Costas Vorlow wrote:
> Thanks for all the answers on my previous question (Matt and Roger).
>
> I have posted this because I am not entirely sure that the experiment I
> am running is proper.
>
> In short, I have a sequence of closing prices from the stock market
> (daily data). I am generating from the levels (not returns i.e., 1st
> differences) the surrogates using AAFT (testing for null hypothesis 3
> i.e., that the series is a monotonic nonlinear transformation of
> linearly filtered noise). For this reason I do not use a pivotal
> discriminating statistic. I actually choose to fit a regression model
> which incorporates a Mackey-Glass component and an error term
> (heteroskedastic GARCH(1,1)). This has been shown to work fine with
> data, implying that the actual data generating process can be
> complex-non-stochastic and still have an error term which is not white
> noise. This also confirms the fat-tailedness of the stock returns as
> well as the volatility clustering observed.
>
> I found out that creating surrogates on the levels (not the 1st
> differences of prices), generating returns and then fitting the model on
> original and surrogate "returns" now sequences, produced meaningfully
> results on all sequences and that the estimations on the original data
> set were very different from those of the surrogates (the hypothesis was
> rejected, which I think is o.k. according to past research).
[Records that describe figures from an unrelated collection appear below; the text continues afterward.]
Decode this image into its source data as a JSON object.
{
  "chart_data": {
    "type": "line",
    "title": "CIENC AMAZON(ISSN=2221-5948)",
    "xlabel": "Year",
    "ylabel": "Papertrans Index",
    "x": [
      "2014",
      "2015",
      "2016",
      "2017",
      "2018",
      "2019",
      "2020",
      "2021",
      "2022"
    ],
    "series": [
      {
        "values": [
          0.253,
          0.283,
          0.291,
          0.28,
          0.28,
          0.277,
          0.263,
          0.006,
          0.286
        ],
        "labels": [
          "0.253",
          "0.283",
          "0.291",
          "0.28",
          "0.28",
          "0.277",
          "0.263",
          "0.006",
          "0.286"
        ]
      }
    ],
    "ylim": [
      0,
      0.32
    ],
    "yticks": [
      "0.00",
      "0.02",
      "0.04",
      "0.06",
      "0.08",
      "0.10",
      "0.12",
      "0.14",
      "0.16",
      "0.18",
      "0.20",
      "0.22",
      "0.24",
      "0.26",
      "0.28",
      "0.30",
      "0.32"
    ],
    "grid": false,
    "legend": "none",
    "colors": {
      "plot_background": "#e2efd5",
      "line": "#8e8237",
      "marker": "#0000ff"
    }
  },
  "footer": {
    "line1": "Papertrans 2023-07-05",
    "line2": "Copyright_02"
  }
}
with low frequency behavior you will even get the spectrum wrong
because of the assumed periodicity with most FFT models. Did
you use a different kind of spectral estimator (not fourier based)
to estimate the true and surrogate spectra? There's a good
chance you'd have a fatter high frequency tail on the surrogates.

  However
> when returns were used directly in order to generate the surrogates, the
> results were very bad and inconclusive (i.e., the estimations did not
> make any sence on the original sequence and the surrogates and the
> hypothesis was accepted). This is also something I read in a book by
> Galcka (http://www.ieap.uni-kiel.de/plasma/ag-pfister/privat/galka/).

I don't understand quite what you mean here.

First differencing of
most financial return time series will result in very white signals,
and FFT based surrogate methods will not produce the conditional
volatility correlations in GARCH models and known to exist in observed
time series.

>
> 1. So I am asking basically, can you actually fit a model on original
> and surrogate data sets and then compare the estimated coefficient
> values instead of choosing a discriminating statistic to be computed on
> all sequences?
>
> Or
>
> 2. Should I fit the model on surrogates and originals and then use a
> discriminating statistic on the residuals?
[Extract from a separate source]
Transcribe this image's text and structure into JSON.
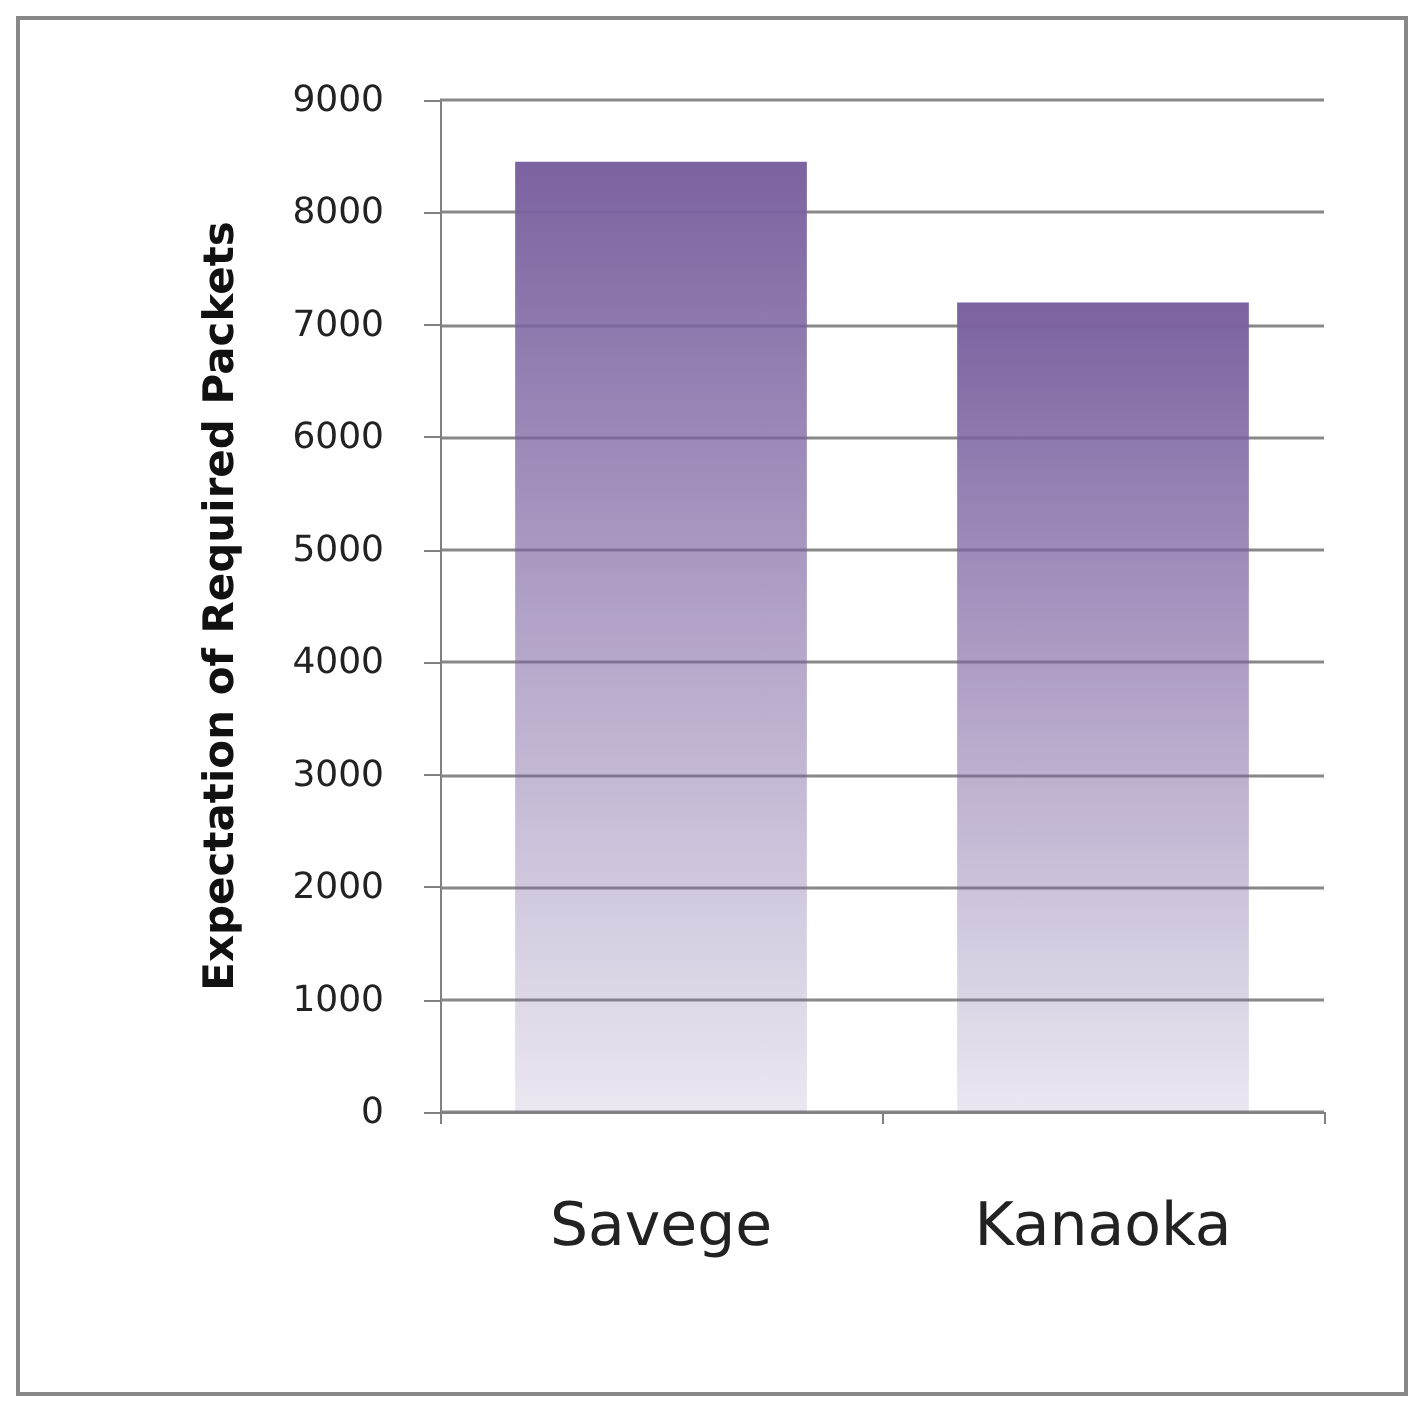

It depends on what you are particulary interested in. I think 1 can
be squirrely unless you have a robust estimator for that parameter
(i.e. the parameter uncertainty is fairly well contained) and directly reflects
the issue of interest. 2 can have problems too, as modeling may whiten data
to non-distinguishability.

Personally if I have a model comparison problem my preference is to
obtain a minimum-description-length or Bayes factor (stochastic complexity)
statistic if possible. Those generically are like log likelihoods but with
appropriate penalty terms for model complexity so you can fairly compare models
across classes of multiple parameters.

If the idea is that you have a GARCH modeling procedure and multiple data sets,
and you want to say "Does this model fit the observed data set X better than
many others Y_1,Y_2,Y_3,..." that's what I'd do.
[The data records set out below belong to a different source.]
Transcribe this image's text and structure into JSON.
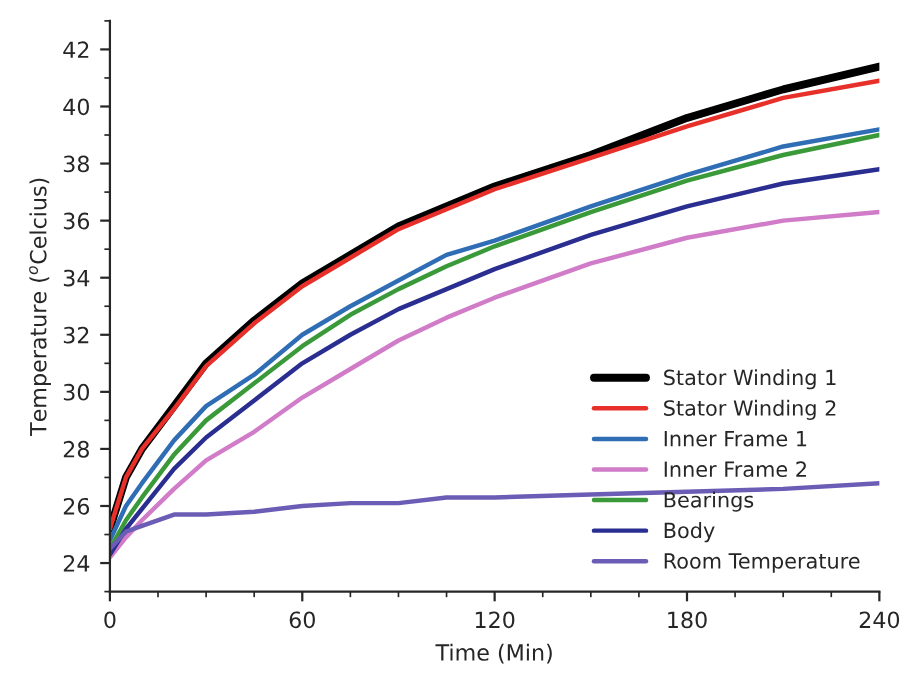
{
  "chart_data": {
    "type": "line",
    "xlabel": "Time (Min)",
    "ylabel": "Temperature ($^{o}$Celcius)",
    "x": [
      0,
      5,
      10,
      20,
      30,
      45,
      60,
      75,
      90,
      105,
      120,
      150,
      180,
      210,
      240
    ],
    "xlim": [
      0,
      240
    ],
    "xticks": [
      0,
      60,
      120,
      180,
      240
    ],
    "ylim": [
      23,
      43
    ],
    "yticks": [
      24,
      26,
      28,
      30,
      32,
      34,
      36,
      38,
      40,
      42
    ],
    "grid": false,
    "legend": "bottom right",
    "line_style": "solid",
    "marker": "none",
    "series": [
      {
        "name": "Stator Winding 1",
        "color": "#000000",
        "values": [
          25.2,
          27.0,
          28.0,
          29.5,
          31.0,
          32.5,
          33.8,
          34.8,
          35.8,
          36.5,
          37.2,
          38.3,
          39.6,
          40.6,
          41.4
        ]
      },
      {
        "name": "Stator Winding 2",
        "color": "#e8302a",
        "values": [
          25.2,
          27.0,
          28.0,
          29.4,
          30.9,
          32.4,
          33.7,
          34.7,
          35.7,
          36.4,
          37.1,
          38.2,
          39.3,
          40.3,
          40.9
        ]
      },
      {
        "name": "Inner Frame 1",
        "color": "#2f6db5",
        "values": [
          24.8,
          26.0,
          26.8,
          28.3,
          29.5,
          30.6,
          32.0,
          33.0,
          33.9,
          34.8,
          35.3,
          36.5,
          37.6,
          38.6,
          39.2
        ]
      },
      {
        "name": "Inner Frame 2",
        "color": "#d07cc8",
        "values": [
          24.2,
          24.9,
          25.5,
          26.6,
          27.6,
          28.6,
          29.8,
          30.8,
          31.8,
          32.6,
          33.3,
          34.5,
          35.4,
          36.0,
          36.3
        ]
      },
      {
        "name": "Bearings",
        "color": "#3a9a3a",
        "values": [
          24.5,
          25.5,
          26.3,
          27.8,
          29.0,
          30.3,
          31.6,
          32.7,
          33.6,
          34.4,
          35.1,
          36.3,
          37.4,
          38.3,
          39.0
        ]
      },
      {
        "name": "Body",
        "color": "#2a2e91",
        "values": [
          24.3,
          25.2,
          25.9,
          27.3,
          28.4,
          29.7,
          31.0,
          32.0,
          32.9,
          33.6,
          34.3,
          35.5,
          36.5,
          37.3,
          37.8
        ]
      },
      {
        "name": "Room Temperature",
        "color": "#6b5db5",
        "values": [
          24.5,
          25.1,
          25.3,
          25.7,
          25.7,
          25.8,
          26.0,
          26.1,
          26.1,
          26.3,
          26.3,
          26.4,
          26.5,
          26.6,
          26.8
        ]
      }
    ]
  }
}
I'd try to compute a negative log-likelihood/codelength for all of them.
Note--in the simple case here, all must have the same length.

For instance suppose you have parameters \p in the Garch model. You will
have to put a prior on these parameters, P(p). Suppose now you can get the
negative log likelihood of the GARCH model given a data set L(Z,p) = -log
P(Z_1,Z_2, ... | p)

then for each you would minimize the total codelength over p

L(Z) = min_p [ -log P(p) + L(Z,p) ]

i.e. maximum likelihood fitting but with the penalty term for the parameters.
(this corresponds to a 2 part code sending parameter values first and then
the data given the model class and the particular parameters).

If
L(X) gives significantly smaller values than L(Y_1), L(Y_2), etc, then
you may be able to say that the GARCH model fits L(X) better than the surrogates.

Note though this may not give results you expect---if the GARCH model has a
parameter which reflects conditional volatility autocorrelation, and that
paramter can be set to zero, i.e. giving effectively IID returns or just
linear stochastic noise then the surrogates will be fittable with the GARCH
model well and give a small codelength and the two may not be very
distinguishable. All its saying there is that the one model class can
fit both kinds of data.

If you really want to test whether the conditional volatility parameter is >0
or not, then there are probably direct test procedures for that.

> I have not seen any clear application as such in Physical Review E,
> Physica D and other relevant journals. Apologies if I am wrong...
>
> Any thoughts?

What models and hypotheses for the time series are you trying to
compare exactly?

>
> Thanks for your time and patience.
>
> Costas